Peraltro, se le particolari e persino risentite affermazioni di questi giorni, pro o contro l’abolizione del reato di tortura quale al momento previsto dal codice, in termini generali possono essere una ben conosciuta caratteristica del dibattito tra opposte opinioni in tema di sicurezza e giustizia, ben peggiori stanno risultandone gli effetti rispetto alle irrisolte criticità del sistema penitenziario, qualora si consideri che, oramai da anni, il silenzio e soprattutto le facili strumentalizzazioni ne impediscono qualsivoglia soluzione.

Circa 300, pari allo 0,7% dell’organico nazionale, sono attualmente i poliziotti penitenziari indagati e/o rinviati a giudizio per presunte torture in danno di detenuti e la descrizione che assai spesso ne risulta dalla cronaca è quella di pubblici dipendenti dello Stato a ciò dediti per prassi consolidata, se non per innata crudeltà.
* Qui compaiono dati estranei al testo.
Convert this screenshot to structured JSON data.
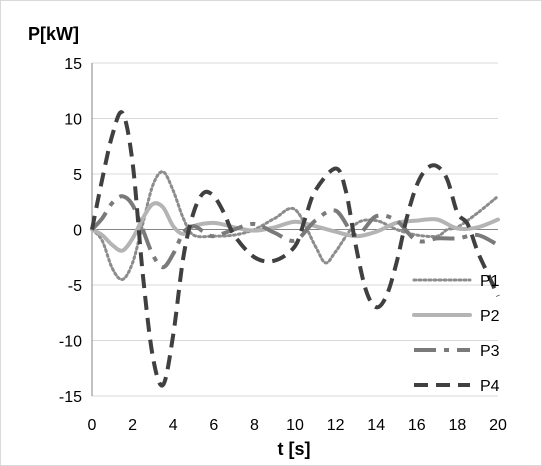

Per converso, nessuno sembra preoccuparsi che nelle carceri e nell’ordine di migliaia siano ogni anno le aggressioni subite dal personale, persino condite da quotidiani insulti anche di carattere familiare o sull’inutilità/inconsistenza del ruolo e delle funzioni svolte, al pari delle risse e delle aggressioni tra ristretti e dei tentativi di suicidio su cui è d’obbligo intervenire immediatamente anche vincendo dure resistenze.

Ovviamente, nulla può giustificare eccessi e sopraffazioni illecite da parte di chi rappresenta lo Stato nel carcere, ma il clima, le condizioni di lavoro e le tipologie della popolazione detenuta nei penitenziari italiani, spesso condizionate dalle criminalità all’esterno come all’interno, in questo momento contano più che mai se chi vi opera è in assoluto difetto di organici, di formazione professionale, di strumenti anche normativi, oltre che di organizzazione e di tutela.

Per questo, per ciò che riguarda il carcere, le polemiche ed i gradimenti persino entusiastici sulla possibile abolizione del reato di tortura possono costituire non solo un falso problema ma anche una sorta di alibi per chi, oggi, nella gestione politica e amministrativa di un sistema fallimentare sotto molti aspetti, avrebbe l’obbligo di agire ed è invece caratterizzato dall’inazione e dall’assenza di progetti in quanto principalmente occupato nel mantenimento dello status quo.